For years, I searched for the right person, the right method, the right answer, and the right way to understand my sadness. I kept looking outside myself, convinced that healing would arrive from somewhere beyond me. But I have come to realize that I was that person all along. Everything I was searching for already existed within me. Because my sadness was never asking to be understood by somebody else. It was asking to be felt by me.

And perhaps that is the most freeing realization of all.

Responses

  1. Col Avatar

    With these words, you have encapsulated what many have spent years, decades, even their whole lives, struggle to find and achieve. I can relate so deeply with each phrase that you wrote, the force, the struggle, the resistance, the witnessing of each feeling as they pass.

    For most of my life, I resisted the sadness within me. Fiercely. I sought refuge in alcohol, and bad habits that could be considered addictions. And with every action, there is an equal and opposite reaction. Whenever I was awake, sober and alone with my feelings, they would hit me back just as hard as I had resisted, sometimes even more. They manifested as unbridled rage, and searing resentment, directed both at myself and those around me. Directing them inwards lead to self-hatred, directing them outwards lead to lashing out at those around me. I struggled hard to push those feelings away, and the harder I push, the harder they pushed back. The more I wrestled with them, the longer they stayed.

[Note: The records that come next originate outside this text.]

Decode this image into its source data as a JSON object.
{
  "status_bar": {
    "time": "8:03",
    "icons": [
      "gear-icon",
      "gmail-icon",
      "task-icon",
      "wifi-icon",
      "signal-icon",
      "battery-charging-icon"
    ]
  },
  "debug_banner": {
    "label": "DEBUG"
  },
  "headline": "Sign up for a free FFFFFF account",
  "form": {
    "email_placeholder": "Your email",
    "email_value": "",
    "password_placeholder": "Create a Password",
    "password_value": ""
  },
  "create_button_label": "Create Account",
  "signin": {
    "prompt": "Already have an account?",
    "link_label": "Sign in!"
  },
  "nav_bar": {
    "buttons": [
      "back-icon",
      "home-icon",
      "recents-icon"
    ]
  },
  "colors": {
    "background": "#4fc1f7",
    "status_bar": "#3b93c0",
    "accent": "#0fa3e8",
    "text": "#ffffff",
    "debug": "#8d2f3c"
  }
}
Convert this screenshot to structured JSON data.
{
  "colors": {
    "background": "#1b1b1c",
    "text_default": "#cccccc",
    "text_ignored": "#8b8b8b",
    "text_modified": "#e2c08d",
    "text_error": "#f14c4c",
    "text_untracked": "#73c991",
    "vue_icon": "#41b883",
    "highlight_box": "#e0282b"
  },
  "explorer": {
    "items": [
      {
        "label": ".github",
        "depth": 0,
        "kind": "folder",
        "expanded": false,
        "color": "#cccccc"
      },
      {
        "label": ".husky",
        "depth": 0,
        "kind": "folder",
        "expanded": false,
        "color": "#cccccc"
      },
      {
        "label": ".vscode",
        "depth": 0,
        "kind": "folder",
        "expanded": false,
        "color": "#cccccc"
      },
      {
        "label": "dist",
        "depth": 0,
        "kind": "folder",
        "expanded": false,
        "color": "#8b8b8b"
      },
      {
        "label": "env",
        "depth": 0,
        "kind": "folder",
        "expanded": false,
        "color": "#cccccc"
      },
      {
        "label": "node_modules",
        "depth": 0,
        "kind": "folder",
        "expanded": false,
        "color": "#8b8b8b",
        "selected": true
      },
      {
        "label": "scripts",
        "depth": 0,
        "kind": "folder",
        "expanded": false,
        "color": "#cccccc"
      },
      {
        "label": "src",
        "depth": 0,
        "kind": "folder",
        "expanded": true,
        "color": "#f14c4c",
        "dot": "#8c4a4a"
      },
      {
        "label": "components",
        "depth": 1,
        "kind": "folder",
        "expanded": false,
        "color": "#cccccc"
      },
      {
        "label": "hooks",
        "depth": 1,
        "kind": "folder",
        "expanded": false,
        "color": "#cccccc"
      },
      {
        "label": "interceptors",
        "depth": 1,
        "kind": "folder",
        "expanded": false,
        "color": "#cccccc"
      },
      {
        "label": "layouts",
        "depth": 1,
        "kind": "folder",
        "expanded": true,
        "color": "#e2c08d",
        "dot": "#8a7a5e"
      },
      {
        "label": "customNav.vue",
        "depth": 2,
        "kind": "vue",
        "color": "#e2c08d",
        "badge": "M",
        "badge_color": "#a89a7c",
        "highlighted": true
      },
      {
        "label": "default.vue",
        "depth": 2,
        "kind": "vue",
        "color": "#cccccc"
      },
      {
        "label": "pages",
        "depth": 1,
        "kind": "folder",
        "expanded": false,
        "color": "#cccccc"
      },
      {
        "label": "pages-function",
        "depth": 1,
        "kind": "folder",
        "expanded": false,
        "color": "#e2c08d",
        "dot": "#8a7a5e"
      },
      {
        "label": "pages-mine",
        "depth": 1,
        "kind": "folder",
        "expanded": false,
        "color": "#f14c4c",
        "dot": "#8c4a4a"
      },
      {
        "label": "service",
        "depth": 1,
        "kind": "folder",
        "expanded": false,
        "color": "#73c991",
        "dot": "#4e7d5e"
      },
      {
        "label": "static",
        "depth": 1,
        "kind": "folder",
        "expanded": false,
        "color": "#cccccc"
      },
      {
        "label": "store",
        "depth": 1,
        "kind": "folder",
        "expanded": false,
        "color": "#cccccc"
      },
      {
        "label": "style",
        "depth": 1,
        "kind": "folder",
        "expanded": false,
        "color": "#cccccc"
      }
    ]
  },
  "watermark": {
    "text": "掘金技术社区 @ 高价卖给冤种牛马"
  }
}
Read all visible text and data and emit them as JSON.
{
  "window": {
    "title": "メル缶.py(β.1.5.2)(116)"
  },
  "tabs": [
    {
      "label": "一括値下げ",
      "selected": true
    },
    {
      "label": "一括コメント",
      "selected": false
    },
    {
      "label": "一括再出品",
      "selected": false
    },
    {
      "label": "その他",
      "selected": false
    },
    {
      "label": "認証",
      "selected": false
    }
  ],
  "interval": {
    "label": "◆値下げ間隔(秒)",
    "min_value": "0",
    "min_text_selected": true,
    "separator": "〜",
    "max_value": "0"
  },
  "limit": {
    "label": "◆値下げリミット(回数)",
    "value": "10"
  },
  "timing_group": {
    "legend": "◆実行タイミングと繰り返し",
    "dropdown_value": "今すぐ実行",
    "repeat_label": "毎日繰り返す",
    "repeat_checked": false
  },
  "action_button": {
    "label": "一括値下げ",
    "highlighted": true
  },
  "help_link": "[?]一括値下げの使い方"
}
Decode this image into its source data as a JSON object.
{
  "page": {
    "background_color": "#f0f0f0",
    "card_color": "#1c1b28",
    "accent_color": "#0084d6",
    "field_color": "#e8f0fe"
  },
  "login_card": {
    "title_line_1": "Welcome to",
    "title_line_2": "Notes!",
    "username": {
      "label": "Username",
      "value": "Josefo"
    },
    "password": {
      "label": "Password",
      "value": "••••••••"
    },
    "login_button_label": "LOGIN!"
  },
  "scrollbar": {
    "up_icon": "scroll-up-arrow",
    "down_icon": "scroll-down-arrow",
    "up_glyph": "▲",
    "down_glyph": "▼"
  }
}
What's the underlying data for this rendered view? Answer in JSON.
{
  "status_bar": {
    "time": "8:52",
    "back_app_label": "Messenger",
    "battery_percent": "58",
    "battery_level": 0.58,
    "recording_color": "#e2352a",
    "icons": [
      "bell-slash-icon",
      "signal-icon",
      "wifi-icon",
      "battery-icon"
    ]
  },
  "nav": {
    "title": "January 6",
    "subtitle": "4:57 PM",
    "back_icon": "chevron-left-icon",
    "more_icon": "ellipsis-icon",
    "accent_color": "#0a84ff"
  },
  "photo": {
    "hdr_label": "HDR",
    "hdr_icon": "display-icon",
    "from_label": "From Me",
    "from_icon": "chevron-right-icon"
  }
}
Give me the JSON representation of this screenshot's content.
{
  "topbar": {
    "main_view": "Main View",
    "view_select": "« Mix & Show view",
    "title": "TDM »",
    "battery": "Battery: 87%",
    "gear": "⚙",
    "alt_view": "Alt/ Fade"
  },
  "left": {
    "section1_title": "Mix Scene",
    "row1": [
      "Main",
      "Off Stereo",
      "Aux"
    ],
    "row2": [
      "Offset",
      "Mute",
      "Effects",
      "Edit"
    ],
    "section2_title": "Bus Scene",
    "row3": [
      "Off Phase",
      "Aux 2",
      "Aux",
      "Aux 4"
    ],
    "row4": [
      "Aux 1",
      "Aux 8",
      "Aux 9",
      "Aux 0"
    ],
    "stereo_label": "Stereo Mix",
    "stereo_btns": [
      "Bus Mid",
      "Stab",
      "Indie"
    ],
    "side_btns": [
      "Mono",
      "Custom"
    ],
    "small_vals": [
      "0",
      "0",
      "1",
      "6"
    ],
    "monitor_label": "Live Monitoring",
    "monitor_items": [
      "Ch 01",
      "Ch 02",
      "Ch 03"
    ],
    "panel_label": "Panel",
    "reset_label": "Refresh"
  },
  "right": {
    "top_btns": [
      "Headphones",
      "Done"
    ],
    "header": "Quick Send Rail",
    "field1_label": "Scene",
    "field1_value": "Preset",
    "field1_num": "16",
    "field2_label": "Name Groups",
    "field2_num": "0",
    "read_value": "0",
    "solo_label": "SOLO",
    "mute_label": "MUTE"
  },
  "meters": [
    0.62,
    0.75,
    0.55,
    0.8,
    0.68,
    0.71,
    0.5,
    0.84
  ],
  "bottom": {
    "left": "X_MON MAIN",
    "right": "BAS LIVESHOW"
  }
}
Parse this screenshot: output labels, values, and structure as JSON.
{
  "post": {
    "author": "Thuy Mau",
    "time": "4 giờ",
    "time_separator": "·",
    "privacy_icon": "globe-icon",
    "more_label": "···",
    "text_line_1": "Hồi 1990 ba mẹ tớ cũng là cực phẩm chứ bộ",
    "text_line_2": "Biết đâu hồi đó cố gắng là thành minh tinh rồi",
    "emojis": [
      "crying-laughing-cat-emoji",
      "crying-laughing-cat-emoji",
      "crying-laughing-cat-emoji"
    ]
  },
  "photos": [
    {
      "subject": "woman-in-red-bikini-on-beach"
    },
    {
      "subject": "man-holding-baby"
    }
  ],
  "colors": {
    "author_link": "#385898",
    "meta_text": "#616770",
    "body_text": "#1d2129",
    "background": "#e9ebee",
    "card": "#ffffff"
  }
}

    I was fortunate to attend a Vipassana meditation course where I acquired the tool of “observation”. If you observe a feeling long enough, it will pass. An itchy nose doesn’t need scratching, observe the itch and it will pass. The ache on my bum, on my ache, the drop of sweat on my forehead, the hunger in my belly, not every feeling needs a reaction. Observe, and it will pass. It sowed a seed in me that would take me over a decade later to understand and even then I was only scratching the surface.In real life application, I mistook “observe” for “ignore”. I did not observe my feelings, I ignored them. And for years, I thought that was the same thing. I thought I was fine, until I was not. But that’s a different part of the journey.

    Through your words, I could retrace the steps of my journey, the push back, the struggle, the exhaustion from the endless fights with my emotions, and the letting go.

    I am still on my journey but your words expressed what I never could.

    Thank you so much for sharing.

    Liked by 2 people

    1. Anh Nguyen Avatar

      Thank you so much for taking the time to write this.

      What struck me most was your distinction between observing and ignoring. I think that’s a lesson many of us spend years learning. From the outside, both can look like silence, but internally they are completely different experiences. One is presence; the other is avoidance.

      Your description of resisting sadness and having it push back harder resonates deeply with me. It seems that so much of our suffering comes not only from the emotion itself, but from the exhausting battle we wage against it. The more we wrestle with certain feelings, the more tightly we become entangled with them.

      I also really appreciated you sharing your experience with Vipassana. The idea that not every sensation needs a reaction is simple, yet incredibly profound. It’s something I continue to learn over and over again myself.

      And thank you for trusting me with part of your story. Knowing that the essay allowed you to retrace your own journey means more to me than I can express. The fact that you’re still on that journey doesn’t diminish anything you’ve learned along the way. If anything, I think we’re all still learning.

      Wishing you peace, curiosity, and gentleness with yourself as the journey continues.

      Thank you again for reading and for sharing your experience here.